Please let me first clarify that my husband is my biggest supporter. We may have only been together 7 years but we had been through more then our fair share of work. And by work I mean struggle, surrender, sacrifice, and many mistakes. We, thank God, have also been able to enjoy the great benefits of that work. Some being forgiveness, trust & honesty. And as much as I wish I was the only one correct all of the time, I am not. (Though he knows that I try!)
Back to the story. Naturally I was a bit irritated with his comment but let it pass & had not thought about it again until this morning. I was sitting thinking...well, moping on the couch waiting for the boys to wake up. I was thinking about how much I missed people from home. I missed working and the comfortable control that it brought me. I thought about how much all my relationships have changed. Then, to cheer myself up I started thinking about my visit this summer. Being able to see people made me happy. Until...I remembered how different relationships are. Dread replaced excitement. Things are different and I felt a gripping need to somehow prove that this move has been a success. I started to rehearse what I would say to the typical "how are you/what's new?" questions. I wanted to say something that showed I have grown, that I am doing something. Whoops, kids are up.
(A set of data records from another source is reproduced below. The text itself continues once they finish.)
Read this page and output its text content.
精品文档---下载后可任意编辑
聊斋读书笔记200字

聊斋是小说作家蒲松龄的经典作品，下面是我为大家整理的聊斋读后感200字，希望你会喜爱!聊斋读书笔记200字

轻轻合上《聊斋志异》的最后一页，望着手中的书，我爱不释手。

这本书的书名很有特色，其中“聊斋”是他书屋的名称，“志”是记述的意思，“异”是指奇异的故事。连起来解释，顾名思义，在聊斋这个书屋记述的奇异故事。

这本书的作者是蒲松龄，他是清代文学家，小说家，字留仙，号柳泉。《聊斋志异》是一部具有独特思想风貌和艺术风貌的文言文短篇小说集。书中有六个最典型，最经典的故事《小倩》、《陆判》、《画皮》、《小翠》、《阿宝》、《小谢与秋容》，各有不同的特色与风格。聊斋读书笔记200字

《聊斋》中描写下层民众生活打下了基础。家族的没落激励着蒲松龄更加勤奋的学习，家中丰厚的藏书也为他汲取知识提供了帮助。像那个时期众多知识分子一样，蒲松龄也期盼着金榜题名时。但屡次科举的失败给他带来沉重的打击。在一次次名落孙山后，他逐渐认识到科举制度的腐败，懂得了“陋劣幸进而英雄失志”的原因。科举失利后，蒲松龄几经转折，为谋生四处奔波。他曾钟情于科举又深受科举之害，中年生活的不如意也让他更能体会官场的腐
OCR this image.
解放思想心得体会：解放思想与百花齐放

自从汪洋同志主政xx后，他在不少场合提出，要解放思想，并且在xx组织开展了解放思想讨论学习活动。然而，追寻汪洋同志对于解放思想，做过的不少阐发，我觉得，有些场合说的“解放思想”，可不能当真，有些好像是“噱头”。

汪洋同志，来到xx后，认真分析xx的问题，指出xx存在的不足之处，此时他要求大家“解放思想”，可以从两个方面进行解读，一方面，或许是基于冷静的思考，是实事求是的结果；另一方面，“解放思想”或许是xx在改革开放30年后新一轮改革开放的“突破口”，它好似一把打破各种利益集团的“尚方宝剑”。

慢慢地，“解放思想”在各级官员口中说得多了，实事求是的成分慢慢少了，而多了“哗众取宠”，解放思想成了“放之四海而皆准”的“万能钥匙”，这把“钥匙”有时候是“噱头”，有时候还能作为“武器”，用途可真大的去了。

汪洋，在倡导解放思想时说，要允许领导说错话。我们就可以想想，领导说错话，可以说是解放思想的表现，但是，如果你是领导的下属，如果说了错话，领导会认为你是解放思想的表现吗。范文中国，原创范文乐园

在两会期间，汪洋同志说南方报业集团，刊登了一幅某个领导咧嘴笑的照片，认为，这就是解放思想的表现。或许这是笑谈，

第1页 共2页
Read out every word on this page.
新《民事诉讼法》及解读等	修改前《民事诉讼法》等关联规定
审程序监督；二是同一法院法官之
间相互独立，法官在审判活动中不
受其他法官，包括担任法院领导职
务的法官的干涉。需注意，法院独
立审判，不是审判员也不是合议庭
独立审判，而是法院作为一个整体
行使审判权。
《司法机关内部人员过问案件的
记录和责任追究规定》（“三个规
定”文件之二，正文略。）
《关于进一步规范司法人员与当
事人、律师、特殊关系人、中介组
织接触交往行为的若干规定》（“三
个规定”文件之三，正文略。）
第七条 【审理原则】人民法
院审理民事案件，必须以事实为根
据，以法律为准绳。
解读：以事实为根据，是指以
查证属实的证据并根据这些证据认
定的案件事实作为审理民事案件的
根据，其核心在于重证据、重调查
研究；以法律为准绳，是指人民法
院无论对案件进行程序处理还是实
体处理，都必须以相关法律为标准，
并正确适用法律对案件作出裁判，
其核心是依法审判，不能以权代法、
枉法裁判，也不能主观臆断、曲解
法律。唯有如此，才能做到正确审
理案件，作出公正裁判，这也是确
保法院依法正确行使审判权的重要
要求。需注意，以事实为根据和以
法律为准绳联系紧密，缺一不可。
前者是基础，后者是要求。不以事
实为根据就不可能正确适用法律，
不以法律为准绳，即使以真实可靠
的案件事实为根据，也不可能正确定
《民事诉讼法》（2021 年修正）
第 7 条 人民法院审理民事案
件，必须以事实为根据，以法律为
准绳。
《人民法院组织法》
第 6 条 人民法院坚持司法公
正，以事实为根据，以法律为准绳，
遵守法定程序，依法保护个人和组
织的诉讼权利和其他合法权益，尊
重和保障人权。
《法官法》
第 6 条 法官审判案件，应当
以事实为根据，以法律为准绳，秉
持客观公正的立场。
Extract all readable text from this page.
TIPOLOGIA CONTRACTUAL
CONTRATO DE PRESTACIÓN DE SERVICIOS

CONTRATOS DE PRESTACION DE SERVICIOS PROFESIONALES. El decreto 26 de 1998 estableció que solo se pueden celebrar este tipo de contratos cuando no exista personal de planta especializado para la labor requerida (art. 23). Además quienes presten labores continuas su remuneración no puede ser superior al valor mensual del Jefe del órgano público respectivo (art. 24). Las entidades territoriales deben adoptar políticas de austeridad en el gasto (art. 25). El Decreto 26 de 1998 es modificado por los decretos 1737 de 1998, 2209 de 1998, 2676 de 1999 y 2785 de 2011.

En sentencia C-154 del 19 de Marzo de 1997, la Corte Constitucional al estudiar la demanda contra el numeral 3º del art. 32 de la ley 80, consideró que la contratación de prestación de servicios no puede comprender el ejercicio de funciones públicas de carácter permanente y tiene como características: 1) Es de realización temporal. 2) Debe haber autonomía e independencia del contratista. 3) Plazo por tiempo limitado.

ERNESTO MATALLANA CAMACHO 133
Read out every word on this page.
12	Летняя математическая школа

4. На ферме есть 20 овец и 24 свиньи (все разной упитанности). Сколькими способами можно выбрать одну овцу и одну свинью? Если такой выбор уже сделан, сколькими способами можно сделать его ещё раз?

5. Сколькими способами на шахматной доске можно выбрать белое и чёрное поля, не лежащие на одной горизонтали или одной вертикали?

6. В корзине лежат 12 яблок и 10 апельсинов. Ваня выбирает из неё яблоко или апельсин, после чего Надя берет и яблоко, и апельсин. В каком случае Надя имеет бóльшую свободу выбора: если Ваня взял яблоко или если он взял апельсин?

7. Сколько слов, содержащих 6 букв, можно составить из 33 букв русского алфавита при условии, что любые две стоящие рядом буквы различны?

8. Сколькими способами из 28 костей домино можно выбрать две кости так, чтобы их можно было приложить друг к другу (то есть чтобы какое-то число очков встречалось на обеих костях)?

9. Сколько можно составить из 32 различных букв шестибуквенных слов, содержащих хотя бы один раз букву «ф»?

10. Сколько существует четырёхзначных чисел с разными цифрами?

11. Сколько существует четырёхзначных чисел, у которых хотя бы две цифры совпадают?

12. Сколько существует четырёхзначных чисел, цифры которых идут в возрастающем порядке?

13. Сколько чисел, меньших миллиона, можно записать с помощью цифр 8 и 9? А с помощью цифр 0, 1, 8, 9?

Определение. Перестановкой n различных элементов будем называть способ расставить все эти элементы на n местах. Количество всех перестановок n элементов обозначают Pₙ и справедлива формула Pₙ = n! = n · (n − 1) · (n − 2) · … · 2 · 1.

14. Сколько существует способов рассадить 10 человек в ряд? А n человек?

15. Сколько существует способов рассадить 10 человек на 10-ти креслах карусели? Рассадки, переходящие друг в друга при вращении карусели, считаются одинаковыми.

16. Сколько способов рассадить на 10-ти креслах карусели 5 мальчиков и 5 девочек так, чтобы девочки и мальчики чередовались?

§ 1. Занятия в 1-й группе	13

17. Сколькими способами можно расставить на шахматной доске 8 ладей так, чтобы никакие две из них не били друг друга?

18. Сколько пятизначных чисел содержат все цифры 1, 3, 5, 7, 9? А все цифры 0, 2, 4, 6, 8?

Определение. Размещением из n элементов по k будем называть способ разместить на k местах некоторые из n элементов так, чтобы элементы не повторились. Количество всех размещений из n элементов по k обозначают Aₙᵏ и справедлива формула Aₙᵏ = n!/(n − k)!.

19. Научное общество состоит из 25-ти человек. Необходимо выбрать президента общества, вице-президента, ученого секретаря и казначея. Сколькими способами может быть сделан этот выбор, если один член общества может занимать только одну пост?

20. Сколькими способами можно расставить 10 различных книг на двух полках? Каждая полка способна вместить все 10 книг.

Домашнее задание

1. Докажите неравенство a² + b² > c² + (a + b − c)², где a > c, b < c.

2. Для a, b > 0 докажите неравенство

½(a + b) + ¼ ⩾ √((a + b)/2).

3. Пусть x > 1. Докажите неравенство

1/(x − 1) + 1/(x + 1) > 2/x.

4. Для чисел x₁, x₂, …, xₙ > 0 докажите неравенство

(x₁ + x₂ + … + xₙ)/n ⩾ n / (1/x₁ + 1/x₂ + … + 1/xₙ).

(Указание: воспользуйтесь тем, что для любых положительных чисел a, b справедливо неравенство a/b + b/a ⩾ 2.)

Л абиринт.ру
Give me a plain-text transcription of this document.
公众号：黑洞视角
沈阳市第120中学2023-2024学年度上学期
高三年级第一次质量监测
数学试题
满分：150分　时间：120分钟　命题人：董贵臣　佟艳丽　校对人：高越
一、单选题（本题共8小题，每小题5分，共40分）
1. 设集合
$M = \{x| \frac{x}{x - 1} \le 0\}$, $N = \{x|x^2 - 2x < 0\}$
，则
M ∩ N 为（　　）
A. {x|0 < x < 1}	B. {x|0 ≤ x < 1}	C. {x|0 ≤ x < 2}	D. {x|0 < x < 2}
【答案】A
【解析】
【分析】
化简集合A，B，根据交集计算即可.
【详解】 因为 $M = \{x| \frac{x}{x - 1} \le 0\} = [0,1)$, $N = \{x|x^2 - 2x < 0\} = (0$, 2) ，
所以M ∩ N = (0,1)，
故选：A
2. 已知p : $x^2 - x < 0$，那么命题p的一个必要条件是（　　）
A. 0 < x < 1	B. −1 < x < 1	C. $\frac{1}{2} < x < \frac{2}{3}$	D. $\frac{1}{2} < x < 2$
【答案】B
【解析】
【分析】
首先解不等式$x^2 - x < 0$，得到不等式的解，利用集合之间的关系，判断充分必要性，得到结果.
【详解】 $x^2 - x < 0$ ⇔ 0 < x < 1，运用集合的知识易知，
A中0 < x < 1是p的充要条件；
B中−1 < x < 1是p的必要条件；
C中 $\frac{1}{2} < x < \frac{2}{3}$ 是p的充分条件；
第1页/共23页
The next opportunity I had to stop & revisit my thinking was nap time. Why on earth do I care so much about what people think of me? My husband's comment was floating around my brain in a sort of pin-ball fashion. I understood his conclusion a little more. Perhaps my struggle with being this great, interesting person is more to do with me caring too much what others think & less to do with reality. I am just another person. And damn, I am selfish. I think about me ALL THE TIME! So it seems fitting that all the people who I worry about pleasing are thinking less about me and way more about themselves. That sounds like of brutal. I don't mean that people are not curious how I am doing or wish me well. But the majority of people I am worried about impressing are just as consumed with the busy of life. They are not waiting impatiently to hear from me in July when I visit. Now, I am hoping that we are able to visit and share some life but I want it to be real life. Not me, acting like I am not as messy as I really am. I do not want to just be someone that I think, they think I am. I want to me be. Just like I would want them to be them. Is not that what a real relationship is: two people who are real?
Sooooo, my goal in these next few months before visiting is to enjoy every moment of the now. To not think about what I will wear. (Seriously, this is the real me.) To not think about how I will answer the typical questions. And most of all to not think about being anyone but messy me.
And clearly I need to work on thinking less about myself.